The target enclosing control problem for autonomous vehicles with uncertainties necessitates simultaneous consideration of control optimality, robustness, and safety-guided performance constraints. This paper presents a performance-prescribed optimal control algorithm using control barrier function (CBF)-based reinforcement learning (RL) to address the above problem, which contains two key contributions. First, a special CBF-based argument term is developed and embedded into the reward function to characterize environmental feedback regarding the risk of violating constraints, which enables the controller to confine enclosing errors within declared boundaries with minimal intervention. Second, a critic-only neural network is utilized to synthesize the optimal control policy, where a novel fixed-time updating law is presented to accelerate the weight convergence to ideal values within a fixed settling time, thereby enhancing the online learning ability and further improving control performance. Theoretical outcomes related to learning convergence, safety, stability, and robustness are rigorously verified. Simulations reveal that the proposed strategy outperforms the previously designed enclosing controllers based on the non-RL and RL ways in terms of complying with prescribed safety constraints and optimizing long-term performance.

查看原文本刊更多论文

基于控制障碍函数的车辆目标封闭性能最优控制

具有不确定性的自动驾驶汽车目标封闭控制问题需要同时考虑控制最优性、鲁棒性和安全引导性能约束。本文提出了一种基于控制屏障函数（CBF）的强化学习（RL）的性能规定最优控制算法来解决上述问题，其中包括两个关键贡献。首先，开发了一个特殊的基于cbf的参数项，并将其嵌入到奖励函数中，以表征关于违反约束风险的环境反馈，这使控制器能够以最小的干预将封闭错误限制在声明的边界内。其次，利用纯临界神经网络综合最优控制策略，提出了一种新的固定时间更新律，在固定的沉降时间内加速权值收敛到理想值，从而增强了在线学习能力，进一步提高了控制性能；与学习收敛性、安全性、稳定性和鲁棒性相关的理论结果得到了严格的验证。仿真结果表明，该策略在遵守规定的安全约束和优化长期性能方面优于先前设计的基于非RL和RL方法的封闭控制器。
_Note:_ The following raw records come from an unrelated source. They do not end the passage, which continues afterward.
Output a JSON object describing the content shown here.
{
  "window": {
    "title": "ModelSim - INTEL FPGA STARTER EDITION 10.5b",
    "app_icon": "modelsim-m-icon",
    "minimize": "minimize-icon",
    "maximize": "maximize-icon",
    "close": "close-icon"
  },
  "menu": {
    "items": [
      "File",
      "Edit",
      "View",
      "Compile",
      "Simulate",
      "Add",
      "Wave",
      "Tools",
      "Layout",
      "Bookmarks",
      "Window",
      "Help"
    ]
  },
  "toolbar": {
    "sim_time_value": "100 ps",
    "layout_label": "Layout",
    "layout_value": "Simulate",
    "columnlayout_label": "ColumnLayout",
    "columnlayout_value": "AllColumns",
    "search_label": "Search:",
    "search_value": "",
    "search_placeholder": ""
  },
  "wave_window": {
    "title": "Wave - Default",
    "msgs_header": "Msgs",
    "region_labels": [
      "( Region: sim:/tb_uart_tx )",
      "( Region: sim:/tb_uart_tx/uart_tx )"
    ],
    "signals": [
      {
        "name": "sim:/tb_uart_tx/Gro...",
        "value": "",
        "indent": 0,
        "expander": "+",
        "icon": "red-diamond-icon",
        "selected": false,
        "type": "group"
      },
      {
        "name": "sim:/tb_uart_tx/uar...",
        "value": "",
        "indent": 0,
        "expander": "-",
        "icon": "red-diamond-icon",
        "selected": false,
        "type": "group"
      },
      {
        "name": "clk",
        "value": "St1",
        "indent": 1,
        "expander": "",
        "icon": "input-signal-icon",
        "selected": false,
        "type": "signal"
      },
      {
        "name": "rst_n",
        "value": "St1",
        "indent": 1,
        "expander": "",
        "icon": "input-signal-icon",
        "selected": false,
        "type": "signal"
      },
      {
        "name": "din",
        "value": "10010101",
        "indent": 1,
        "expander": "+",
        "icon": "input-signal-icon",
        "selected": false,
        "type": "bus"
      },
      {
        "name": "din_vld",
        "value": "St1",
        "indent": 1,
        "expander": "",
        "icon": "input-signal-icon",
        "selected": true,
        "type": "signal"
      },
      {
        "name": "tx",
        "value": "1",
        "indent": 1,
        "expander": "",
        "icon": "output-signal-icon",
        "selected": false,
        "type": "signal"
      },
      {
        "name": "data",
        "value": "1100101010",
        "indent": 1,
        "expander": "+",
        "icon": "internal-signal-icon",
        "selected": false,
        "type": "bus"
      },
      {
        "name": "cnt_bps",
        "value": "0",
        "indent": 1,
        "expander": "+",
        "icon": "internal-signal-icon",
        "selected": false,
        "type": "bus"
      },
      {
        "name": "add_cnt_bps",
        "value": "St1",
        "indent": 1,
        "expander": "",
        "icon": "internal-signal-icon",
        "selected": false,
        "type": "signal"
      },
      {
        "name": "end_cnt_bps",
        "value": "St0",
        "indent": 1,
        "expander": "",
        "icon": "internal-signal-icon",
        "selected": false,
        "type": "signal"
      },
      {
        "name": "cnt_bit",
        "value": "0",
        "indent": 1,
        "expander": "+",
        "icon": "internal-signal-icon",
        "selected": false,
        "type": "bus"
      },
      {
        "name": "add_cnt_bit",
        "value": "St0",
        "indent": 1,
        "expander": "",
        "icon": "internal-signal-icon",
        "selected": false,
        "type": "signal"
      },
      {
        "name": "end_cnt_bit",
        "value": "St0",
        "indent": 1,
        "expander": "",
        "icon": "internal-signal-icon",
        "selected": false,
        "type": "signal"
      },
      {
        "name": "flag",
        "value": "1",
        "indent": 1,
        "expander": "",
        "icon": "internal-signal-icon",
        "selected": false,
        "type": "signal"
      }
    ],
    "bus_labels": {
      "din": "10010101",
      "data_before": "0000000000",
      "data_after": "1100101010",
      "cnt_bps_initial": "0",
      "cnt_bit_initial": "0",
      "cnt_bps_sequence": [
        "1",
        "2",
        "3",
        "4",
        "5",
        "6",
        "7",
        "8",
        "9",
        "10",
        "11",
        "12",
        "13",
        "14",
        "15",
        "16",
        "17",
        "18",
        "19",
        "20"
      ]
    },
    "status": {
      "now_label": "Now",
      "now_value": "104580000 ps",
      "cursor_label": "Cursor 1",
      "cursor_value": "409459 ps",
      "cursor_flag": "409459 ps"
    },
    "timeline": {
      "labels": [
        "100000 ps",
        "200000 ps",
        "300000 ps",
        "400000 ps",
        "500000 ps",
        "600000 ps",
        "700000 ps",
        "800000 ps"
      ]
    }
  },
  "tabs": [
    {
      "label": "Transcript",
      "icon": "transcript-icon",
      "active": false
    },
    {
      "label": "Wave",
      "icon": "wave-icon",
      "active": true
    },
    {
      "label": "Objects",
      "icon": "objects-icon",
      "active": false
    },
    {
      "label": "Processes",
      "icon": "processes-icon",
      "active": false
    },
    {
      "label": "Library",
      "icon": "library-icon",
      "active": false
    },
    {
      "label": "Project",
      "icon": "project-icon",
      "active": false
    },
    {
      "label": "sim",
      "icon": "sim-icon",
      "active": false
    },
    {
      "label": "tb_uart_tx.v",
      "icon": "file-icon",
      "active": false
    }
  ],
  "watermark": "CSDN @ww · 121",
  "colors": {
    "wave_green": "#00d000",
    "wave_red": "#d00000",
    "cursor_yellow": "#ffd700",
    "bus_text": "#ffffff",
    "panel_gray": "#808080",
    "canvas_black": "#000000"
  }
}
本文章由计算机程序翻译，如有差异，请以英文原文为准。

求助全文

约1分钟内获得全文求助全文

来源期刊

IEEE Transactions on Intelligent Transportation Systems 工程技术-工程：电子与电气

CiteScore

14.80

自引率

12.90%

发文量

1872

审稿时长

7.5 months

期刊介绍： The theoretical, experimental and operational aspects of electrical and electronics engineering and information technologies as applied to Intelligent Transportation Systems (ITS). Intelligent Transportation Systems are defined as those systems utilizing synergistic technologies and systems engineering concepts to develop and improve transportation systems of all kinds. The scope of this interdisciplinary activity includes the promotion, consolidation and coordination of ITS technical activities among IEEE entities, and providing a focus for cooperative activities, both internally and externally.